À travers espaces et temps
Eureka est de ces films où les informations nous sont délivrées sous forme de signes et non de signaux. Il faut alors être attentif à chaque détail. Nombreux sont les plans qui s’inscrivent dans la durée, où le poids du passé sur le présent se fait sentir. L’un d’entre eux frappe tout particulièrement. Sandie rêve d’ailleurs. Après une discussion avec son grand-père, elle se retrouve seule dans sa maison délabrée. Son corps tremble, ses larmes ne viennent pas, et la douleur habite l’espace comme si le temps qui la séparait de ses ancêtres n’existait pas.
Bien qu’il se déroule sur trois époques différentes, Eureka n’en finit pas de tisser des liens entre les espace-temps qu’il filme. C’est un oiseau, aux accents miyazakiens, qui nous fait voyager. Si le symbole a quelque chose d’un peu grossier, il n’en demeure pas moins passionnant. Du Dakota du Sud, il nous emmène vers la forêt amazonienne des années 1970, troisième et dernière temporalité du film. Séquence hallucinée où les rêves se confondent en souvenirs, cette dernière partie du film est la moins lisible, mais reste tout aussi stimulante que les précédentes. Nous y suivons le quotidien d’une tribu autochtone avant que l’un de ses jeunes membres décide, mystérieusement, de s’enfuir.
Surveiller et punir
Les trois temporalités du film se rejoignent autrement que par la simple présence de la question autochtone et colonisatrice. Elles sont le portrait, tout en impression, de l’histoire d’une oppression sur les corps et l’espace. Plusieurs figures s’y retrouvent alors. L’occupation industrielle de la nature à travers le village du western, le casino au Dakota, ou encore le passage d’un train de marchandises en pleine Amazonie. Mais c’est aussi la constante répressive qui se déclinent au cours des trois temporalités.

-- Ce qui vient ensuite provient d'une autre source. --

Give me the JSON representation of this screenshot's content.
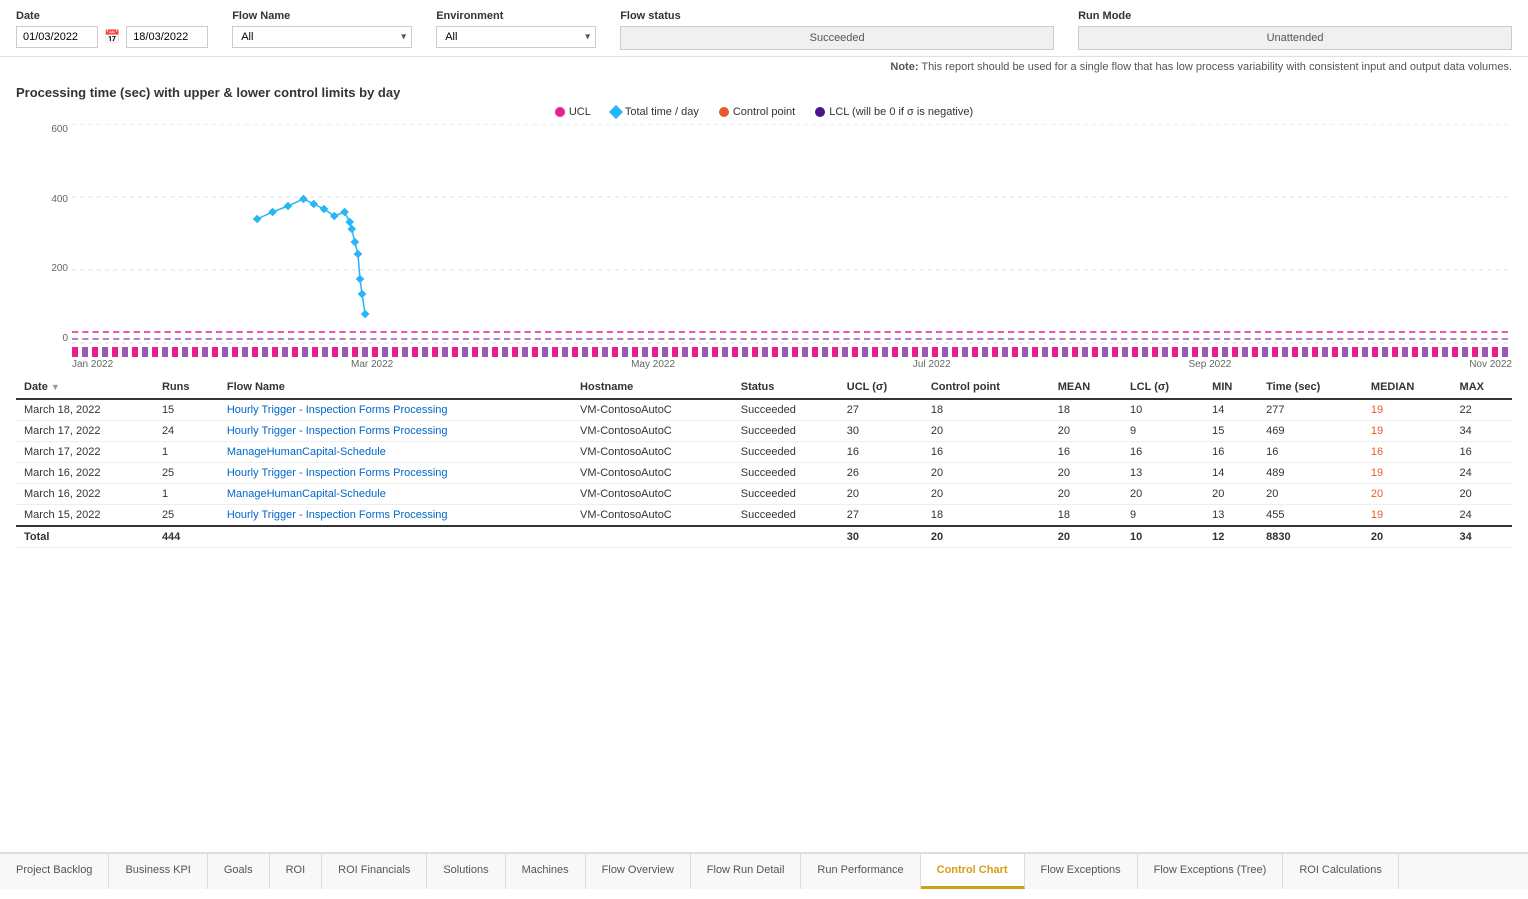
{
  "filters": {
    "date_label": "Date",
    "date_from": "01/03/2022",
    "date_to": "18/03/2022",
    "flow_name_label": "Flow Name",
    "flow_name_value": "All",
    "environment_label": "Environment",
    "environment_value": "All",
    "flow_status_label": "Flow status",
    "flow_status_value": "Succeeded",
    "run_mode_label": "Run Mode",
    "run_mode_value": "Unattended"
  },
  "note": "Note:",
  "note_text": "This report should be used for a single flow that has low process variability with consistent input and output data volumes.",
  "chart": {
    "title": "Processing time (sec) with upper & lower control limits by day",
    "legend": [
      {
        "label": "UCL",
        "color": "#e91e8c",
        "shape": "circle"
      },
      {
        "label": "Total time / day",
        "color": "#29b6f6",
        "shape": "diamond"
      },
      {
        "label": "Control point",
        "color": "#e85a2a",
        "shape": "circle"
      },
      {
        "label": "LCL (will be 0 if σ is negative)",
        "color": "#4a148c",
        "shape": "circle"
      }
    ],
    "y_labels": [
      "600",
      "400",
      "200",
      "0"
    ],
    "x_labels": [
      "Jan 2022",
      "Mar 2022",
      "May 2022",
      "Jul 2022",
      "Sep 2022",
      "Nov 2022"
    ]
  },
  "table": {
    "columns": [
      {
        "key": "date",
        "label": "Date",
        "sortable": true
      },
      {
        "key": "runs",
        "label": "Runs",
        "sortable": false
      },
      {
        "key": "flow_name",
        "label": "Flow Name",
        "sortable": false
      },
      {
        "key": "hostname",
        "label": "Hostname",
        "sortable": false
      },
      {
        "key": "status",
        "label": "Status",
        "sortable": false
      },
      {
        "key": "ucl",
        "label": "UCL (σ)",
        "sortable": false
      },
      {
        "key": "control_point",
        "label": "Control point",
        "sortable": false
      },
      {
        "key": "mean",
        "label": "MEAN",
        "sortable": false
      },
      {
        "key": "lcl",
        "label": "LCL (σ)",
        "sortable": false
      },
      {
        "key": "min",
        "label": "MIN",
        "sortable": false
      },
      {
        "key": "time_sec",
        "label": "Time (sec)",
        "sortable": false
      },
      {
        "key": "median",
        "label": "MEDIAN",
        "sortable": false
      },
      {
        "key": "max",
        "label": "MAX",
        "sortable": false
      }
    ],
    "rows": [
      {
        "date": "March 18, 2022",
        "runs": "15",
        "flow_name": "Hourly Trigger - Inspection Forms Processing",
        "hostname": "VM-ContosoAutoC",
        "status": "Succeeded",
        "ucl": "27",
        "control_point": "18",
        "mean": "18",
        "lcl": "10",
        "min": "14",
        "time_sec": "277",
        "median": "19",
        "max": "22"
      },
      {
        "date": "March 17, 2022",
        "runs": "24",
        "flow_name": "Hourly Trigger - Inspection Forms Processing",
        "hostname": "VM-ContosoAutoC",
        "status": "Succeeded",
        "ucl": "30",
        "control_point": "20",
        "mean": "20",
        "lcl": "9",
        "min": "15",
        "time_sec": "469",
        "median": "19",
        "max": "34"
      },
      {
        "date": "March 17, 2022",
        "runs": "1",
        "flow_name": "ManageHumanCapital-Schedule",
        "hostname": "VM-ContosoAutoC",
        "status": "Succeeded",
        "ucl": "16",
        "control_point": "16",
        "mean": "16",
        "lcl": "16",
        "min": "16",
        "time_sec": "16",
        "median": "16",
        "max": "16"
      },
      {
        "date": "March 16, 2022",
        "runs": "25",
        "flow_name": "Hourly Trigger - Inspection Forms Processing",
        "hostname": "VM-ContosoAutoC",
        "status": "Succeeded",
        "ucl": "26",
        "control_point": "20",
        "mean": "20",
        "lcl": "13",
        "min": "14",
        "time_sec": "489",
        "median": "19",
        "max": "24"
      },
      {
        "date": "March 16, 2022",
        "runs": "1",
        "flow_name": "ManageHumanCapital-Schedule",
        "hostname": "VM-ContosoAutoC",
        "status": "Succeeded",
        "ucl": "20",
        "control_point": "20",
        "mean": "20",
        "lcl": "20",
        "min": "20",
        "time_sec": "20",
        "median": "20",
        "max": "20"
      },
      {
        "date": "March 15, 2022",
        "runs": "25",
        "flow_name": "Hourly Trigger - Inspection Forms Processing",
        "hostname": "VM-ContosoAutoC",
        "status": "Succeeded",
        "ucl": "27",
        "control_point": "18",
        "mean": "18",
        "lcl": "9",
        "min": "13",
        "time_sec": "455",
        "median": "19",
        "max": "24"
      }
    ],
    "total": {
      "label": "Total",
      "runs": "444",
      "ucl": "30",
      "control_point": "20",
      "mean": "20",
      "lcl": "10",
      "min": "12",
      "time_sec": "8830",
      "median": "20",
      "max": "34"
    }
  },
  "tabs": [
    {
      "id": "project-backlog",
      "label": "Project Backlog"
    },
    {
      "id": "business-kpi",
      "label": "Business KPI"
    },
    {
      "id": "goals",
      "label": "Goals"
    },
    {
      "id": "roi",
      "label": "ROI"
    },
    {
      "id": "roi-financials",
      "label": "ROI Financials"
    },
    {
      "id": "solutions",
      "label": "Solutions"
    },
    {
      "id": "machines",
      "label": "Machines"
    },
    {
      "id": "flow-overview",
      "label": "Flow Overview"
    },
    {
      "id": "flow-run-detail",
      "label": "Flow Run Detail"
    },
    {
      "id": "run-performance",
      "label": "Run Performance"
    },
    {
      "id": "control-chart",
      "label": "Control Chart",
      "active": true
    },
    {
      "id": "flow-exceptions",
      "label": "Flow Exceptions"
    },
    {
      "id": "flow-exceptions-tree",
      "label": "Flow Exceptions (Tree)"
    },
    {
      "id": "roi-calculations",
      "label": "ROI Calculations"
    }
  ]
}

Le rôle premier du shérif, à savoir celui du maintien de l’ordre (fondamentalement inégalitaire), se décline ici sous différentes variantes. C’est Alaine, policière et donc organisatrice du statu quo social ; mais également le patron de la récolte d’or où travaille le jeune autochtone. Armé, il gère son entreprise par la répression et le contrôle. La boucle se forme ensuite à travers le personnage d’El Coronel (le colonel en français), surnom de la cheffe du village westernien (première époque), et d’un petit malfrat brésilien (dernière époque). À travers ce personnage, Alonso tisse un lien autour d’une figure d’oppression parcourant le temps et l’espace pour assujettir les corps.
Entreprendre c’est détruire nous montre Eureka. Cependant, le film dépasse un constat simpliste qui prônerait un retour à une société préindustrielle. Il interroge la notion même de progrès, et nous invite à nous tourner vers le passé pour, peut-être, y déceler des signes permettant d’interpréter le présent.
Certains films politiques se cantonnent au simple didactisme militant. Eureka ne porte pas de discours, encore moins d’informations précises ; c’est un film de sensations. Lisandro Alonso dresse un portrait impressionniste des communautés amérindiennes au fil du temps. À travers ces images, libre à nous d’interpréter, de voir ou d’ignorer, d’accepter le flou ou de le clarifier.